Réécrit en beauté à l'aune d'une subtile et obstinée résistance féminine, le somptueux envers du décor d'une Odyssée immémoriale.

Sur le blog Charybde 27 : https://charybde2.wordpress.com/2022/07/10/note-de-lecture-sans-plus-attendre-sylvie-durastanti/

Tôt un matin, la maîtresse de maison a échappé de justesse à un viol, sur un chemin isolé des environs, où elle croisait par mégarde, tout juste levée, l'un des intrus, pas encore couché, ivrognes qui squattent sa demeure, en mangeant et buvant toute la nuit, depuis que le retour de son mari de la guerre en Asie se fait de plus en plus illusoire, alors que tous ses compagnons d'armes – ceux qui ont survécu en tout cas – ont regagné depuis longtemps leur foyer. Avides et lubriques, ces patriciens en goguette et en chasse ne se font pas encore officiellement appeler « prétendants », mais cela ne saurait tarder, et la pression monte.

À travers les yeux et les pensées de la maîtresse de maison et de la servante Éri, principalement, mais aussi, le moment venu, de la traîtresse Méla, espionnant au profit de l'un des envahisseurs dont elle attend de grandes récompenses, d'un Phénicien de passage et d'un certain Mendiant, il s'agit de suivre pas à pas comment se construit, par glissements et par complicités tacites, une authentique résistance face à une culture du viol et de la rapine, entretenue et glorifiée ici par un certain patriarcat sûr de lui et dominateur – jusqu'à un dénouement bien connu, mais dont la marche d'approche aura été ici une véritable révélation.

Ce n'est certes pas la première fois qu'une oeuvre littéraire se propose de mettre au premier plan la figure de l'attente, perpétuellement dans l'ombre et dans l'arrière-plan, que constitue Pénélope dans l'histoire et dans la mythologie.

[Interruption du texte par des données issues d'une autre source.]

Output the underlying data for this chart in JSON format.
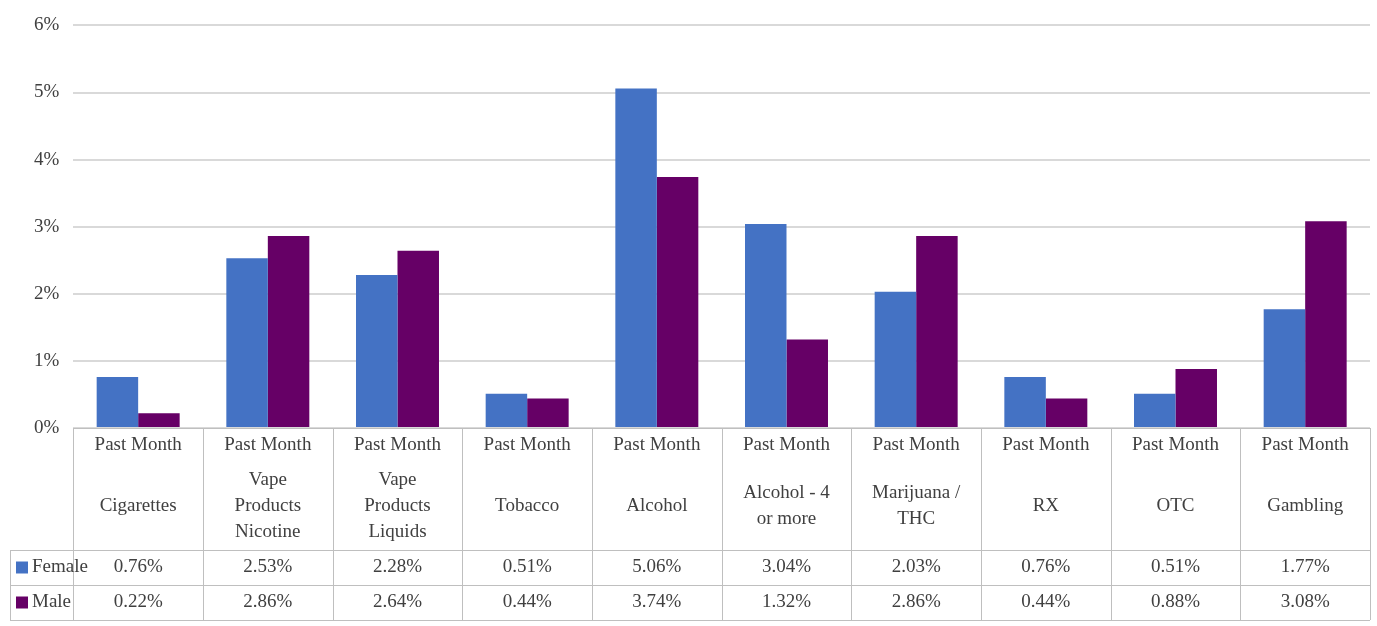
{
  "chart_data": {
    "type": "bar",
    "categories": [
      "Past Month\nCigarettes",
      "Past Month\nVape\nProducts\nNicotine",
      "Past Month\nVape\nProducts\nLiquids",
      "Past Month\nTobacco",
      "Past Month\nAlcohol",
      "Past Month\nAlcohol - 4\nor more",
      "Past Month\nMarijuana /\nTHC",
      "Past Month\nRX",
      "Past Month\nOTC",
      "Past Month\nGambling"
    ],
    "series": [
      {
        "name": "Female",
        "color": "#4472c4",
        "values": [
          0.76,
          2.53,
          2.28,
          0.51,
          5.06,
          3.04,
          2.03,
          0.76,
          0.51,
          1.77
        ],
        "value_labels": [
          "0.76%",
          "2.53%",
          "2.28%",
          "0.51%",
          "5.06%",
          "3.04%",
          "2.03%",
          "0.76%",
          "0.51%",
          "1.77%"
        ]
      },
      {
        "name": "Male",
        "color": "#660066",
        "values": [
          0.22,
          2.86,
          2.64,
          0.44,
          3.74,
          1.32,
          2.86,
          0.44,
          0.88,
          3.08
        ],
        "value_labels": [
          "0.22%",
          "2.86%",
          "2.64%",
          "0.44%",
          "3.74%",
          "1.32%",
          "2.86%",
          "0.44%",
          "0.88%",
          "3.08%"
        ]
      }
    ],
    "ylim": [
      0,
      6
    ],
    "yticks": [
      {
        "value": 0,
        "label": "0%"
      },
      {
        "value": 1,
        "label": "1%"
      },
      {
        "value": 2,
        "label": "2%"
      },
      {
        "value": 3,
        "label": "3%"
      },
      {
        "value": 4,
        "label": "4%"
      },
      {
        "value": 5,
        "label": "5%"
      },
      {
        "value": 6,
        "label": "6%"
      }
    ],
    "grid": "y",
    "legend": "bottom left"
  }
}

Loin de la Molly Bloom de James Joyce ou même de l'autre détournement audacieux conduit par le Jean Giono de « Naissance de l'Odyssée », se faufilant entre les nombreux épisodes tissés à son tour par Margaret Atwood, « Sans plus attendre », publié en janvier 2022 chez Tristram, nous offre une réécriture mythographique d'une éclatante simplicité et d'une beauté brute sachant faire oublier le travail minutieux du phrasé et du rythme qui le caractérisent. Glissant avec élégance et en évitant tout anachronisme frontal, comme l'avait pratiqué, dans un registre différent, Carole Martinez dans son « Coeur cousu », Sylvie Durastanti (bien connue comme – grande – traductrice, il s'agit de son premier roman) suggère une lutte féministe ramifiée qui, question d'époque, ne peut pas encore dire son nom, effleure la présence métaphorique de la magie et des sorcières (qui habilleront bientôt pour quelques siècles la ruse féminine, si distincte de celle d'Ulysse – et ce bien que Pénélope ne soit évidemment pas Circé, justement), glisse les motifs d'ingratitude et de misanthropie que Shakespeare réservait à son « Timon d'Athènes », et invente ainsi pour nous une fable immémoriale tissée au plus près de la pratique résistante, un malicieux et terrible envers du décor, rendu bien vivant à nouveau par delà les sédiments accumulés au fil des siècles, envers du décor qui peut nous enchanter et nous glacer du même mouvement, jusqu'à sa somptueuse résolution finale.